When Kulkarni, a Presidential Scholar in the Arts, was a senior, she visited the Steinway Piano Factory in New York with her piano professor and head of the music department to select which pianos would be donated to the University in 2010, one of which is the concert grand piano in Lisner Auditorium today.
“There are plenty of conservatories in the country, but to have an academic institution be all Steinway? It was an exciting time,” she said.
Kulkarni won an orchestra competition her freshman year and played a solo in Lisner.
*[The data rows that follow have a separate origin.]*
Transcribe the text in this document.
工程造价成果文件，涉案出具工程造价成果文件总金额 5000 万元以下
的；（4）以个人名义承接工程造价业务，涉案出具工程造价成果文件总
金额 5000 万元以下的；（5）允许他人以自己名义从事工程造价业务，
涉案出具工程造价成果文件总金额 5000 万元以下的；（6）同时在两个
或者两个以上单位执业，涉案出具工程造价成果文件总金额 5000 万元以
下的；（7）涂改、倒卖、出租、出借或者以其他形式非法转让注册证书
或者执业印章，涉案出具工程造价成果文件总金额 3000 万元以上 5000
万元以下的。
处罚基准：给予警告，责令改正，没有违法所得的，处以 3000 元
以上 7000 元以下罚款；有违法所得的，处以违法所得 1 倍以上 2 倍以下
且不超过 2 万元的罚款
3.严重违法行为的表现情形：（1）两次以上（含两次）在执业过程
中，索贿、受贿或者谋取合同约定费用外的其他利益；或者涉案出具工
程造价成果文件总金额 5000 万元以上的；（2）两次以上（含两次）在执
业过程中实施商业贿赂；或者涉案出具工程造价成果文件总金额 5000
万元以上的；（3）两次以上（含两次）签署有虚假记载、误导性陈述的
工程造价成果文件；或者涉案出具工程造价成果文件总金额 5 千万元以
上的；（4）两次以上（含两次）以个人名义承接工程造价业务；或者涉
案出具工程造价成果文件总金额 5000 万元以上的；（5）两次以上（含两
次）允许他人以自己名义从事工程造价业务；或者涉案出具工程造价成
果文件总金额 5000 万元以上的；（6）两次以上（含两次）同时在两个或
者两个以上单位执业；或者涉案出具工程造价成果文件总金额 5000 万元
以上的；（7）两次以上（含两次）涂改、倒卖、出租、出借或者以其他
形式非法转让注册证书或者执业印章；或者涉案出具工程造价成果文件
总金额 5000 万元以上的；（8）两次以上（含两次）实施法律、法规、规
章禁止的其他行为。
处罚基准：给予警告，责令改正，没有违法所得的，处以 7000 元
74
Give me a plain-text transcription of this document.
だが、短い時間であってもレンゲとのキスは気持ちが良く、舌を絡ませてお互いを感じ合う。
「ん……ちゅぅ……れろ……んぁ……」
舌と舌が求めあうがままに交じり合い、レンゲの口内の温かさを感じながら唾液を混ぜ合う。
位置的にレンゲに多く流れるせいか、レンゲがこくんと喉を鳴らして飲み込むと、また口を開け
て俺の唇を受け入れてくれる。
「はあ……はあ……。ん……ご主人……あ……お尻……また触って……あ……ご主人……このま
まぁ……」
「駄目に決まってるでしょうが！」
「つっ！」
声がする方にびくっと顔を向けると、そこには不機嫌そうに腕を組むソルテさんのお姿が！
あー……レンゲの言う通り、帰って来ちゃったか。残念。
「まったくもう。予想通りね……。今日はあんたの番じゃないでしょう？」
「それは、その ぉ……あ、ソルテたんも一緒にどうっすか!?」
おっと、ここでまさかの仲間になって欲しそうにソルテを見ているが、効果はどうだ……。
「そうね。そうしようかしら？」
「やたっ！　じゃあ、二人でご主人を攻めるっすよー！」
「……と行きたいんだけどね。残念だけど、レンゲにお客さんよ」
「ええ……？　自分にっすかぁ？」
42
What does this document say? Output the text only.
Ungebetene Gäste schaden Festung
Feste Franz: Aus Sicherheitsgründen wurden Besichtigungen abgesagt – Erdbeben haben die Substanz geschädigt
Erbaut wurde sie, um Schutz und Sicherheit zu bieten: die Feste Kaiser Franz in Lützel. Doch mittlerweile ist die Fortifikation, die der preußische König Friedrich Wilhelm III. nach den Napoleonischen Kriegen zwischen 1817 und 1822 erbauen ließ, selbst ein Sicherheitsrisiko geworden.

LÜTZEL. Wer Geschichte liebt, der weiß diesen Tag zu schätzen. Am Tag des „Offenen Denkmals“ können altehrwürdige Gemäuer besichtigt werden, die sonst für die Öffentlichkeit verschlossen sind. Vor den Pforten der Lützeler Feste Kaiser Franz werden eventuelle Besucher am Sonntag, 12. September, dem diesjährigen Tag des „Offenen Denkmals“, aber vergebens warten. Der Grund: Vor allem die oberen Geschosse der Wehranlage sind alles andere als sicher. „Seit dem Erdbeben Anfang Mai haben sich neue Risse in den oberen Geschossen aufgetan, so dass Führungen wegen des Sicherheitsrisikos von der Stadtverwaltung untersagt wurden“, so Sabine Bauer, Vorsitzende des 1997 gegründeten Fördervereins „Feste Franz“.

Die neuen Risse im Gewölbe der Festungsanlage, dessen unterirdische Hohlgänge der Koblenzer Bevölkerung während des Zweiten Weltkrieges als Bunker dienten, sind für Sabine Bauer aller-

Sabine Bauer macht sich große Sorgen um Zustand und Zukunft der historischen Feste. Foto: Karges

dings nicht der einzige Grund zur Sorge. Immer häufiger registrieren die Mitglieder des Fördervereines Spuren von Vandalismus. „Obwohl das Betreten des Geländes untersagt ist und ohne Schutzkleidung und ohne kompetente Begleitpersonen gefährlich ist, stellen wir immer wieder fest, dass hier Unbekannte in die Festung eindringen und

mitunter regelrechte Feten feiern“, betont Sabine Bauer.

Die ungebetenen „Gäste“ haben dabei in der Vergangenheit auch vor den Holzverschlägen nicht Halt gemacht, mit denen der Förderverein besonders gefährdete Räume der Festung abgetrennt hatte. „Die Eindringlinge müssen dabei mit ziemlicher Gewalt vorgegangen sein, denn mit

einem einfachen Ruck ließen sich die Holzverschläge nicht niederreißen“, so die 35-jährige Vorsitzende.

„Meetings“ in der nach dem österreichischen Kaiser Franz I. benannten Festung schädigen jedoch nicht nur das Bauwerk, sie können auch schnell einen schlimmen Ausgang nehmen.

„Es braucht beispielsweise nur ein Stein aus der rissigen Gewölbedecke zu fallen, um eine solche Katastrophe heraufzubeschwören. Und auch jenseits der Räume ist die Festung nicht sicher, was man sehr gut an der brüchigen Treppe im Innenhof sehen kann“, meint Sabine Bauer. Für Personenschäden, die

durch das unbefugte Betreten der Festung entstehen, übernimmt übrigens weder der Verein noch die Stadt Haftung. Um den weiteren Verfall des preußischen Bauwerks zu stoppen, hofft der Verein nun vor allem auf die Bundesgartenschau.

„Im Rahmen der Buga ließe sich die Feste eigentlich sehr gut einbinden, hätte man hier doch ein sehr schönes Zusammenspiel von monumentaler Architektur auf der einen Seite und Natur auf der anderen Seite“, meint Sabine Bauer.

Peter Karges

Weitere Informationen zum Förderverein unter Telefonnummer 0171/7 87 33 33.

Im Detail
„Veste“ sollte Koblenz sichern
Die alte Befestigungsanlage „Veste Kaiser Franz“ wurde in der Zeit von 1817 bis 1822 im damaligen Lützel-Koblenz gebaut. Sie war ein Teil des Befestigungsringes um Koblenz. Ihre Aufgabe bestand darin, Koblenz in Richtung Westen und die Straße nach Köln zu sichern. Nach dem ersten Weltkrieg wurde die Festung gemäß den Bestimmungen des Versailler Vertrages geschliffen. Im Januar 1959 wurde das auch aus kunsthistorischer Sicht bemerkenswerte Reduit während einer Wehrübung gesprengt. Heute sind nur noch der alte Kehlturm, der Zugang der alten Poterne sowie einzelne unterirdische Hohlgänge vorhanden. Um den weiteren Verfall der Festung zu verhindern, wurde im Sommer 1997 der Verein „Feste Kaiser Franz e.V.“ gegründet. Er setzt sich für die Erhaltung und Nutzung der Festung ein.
She would go on to play at the Smithsonian and the Inaugural Ball, and was introduced by Kerry Washington at an event.
In her Commencement speech in 2013, Washington praised the theater and dance department, and spoke about playing a frog in a show her junior year.
The George Washington University Band Alumni and Friends, which provides financial support to the band program, released a statement after a board meeting Wednesday, saying the group’s members are “gravely concerned about the ramifications of the budget cuts.” They described the positive impact of the music department as “immeasurable.”
Elizabeth Nelson, a senior and double major in economics and international affairs, said in an email that the sense of harmony GW attempts to foster already happens naturally in the music department.
“When biology majors sit next to engineers and politics majors [to] play music, they create exactly the kind of community the University is striving to create,” she wrote.
Alumnus Dominic Martinez, who played alongside trumpeter Wynton Marsalis at an Americans for the Arts reception on campus in 2009, said the chance to play with the jazz icon was not as special as getting to know the other students on stage, who had a cornucopia of interests and aspirations.
“Today, one’s a producer for an international news network, another is finishing his Ph.D. in engineering and the other is finishing rabbinical school,” he wrote in an email. “That scenario is something [that] would only happen at GW, but if these cuts go through, in all likelihood, it’s not going to happen again.”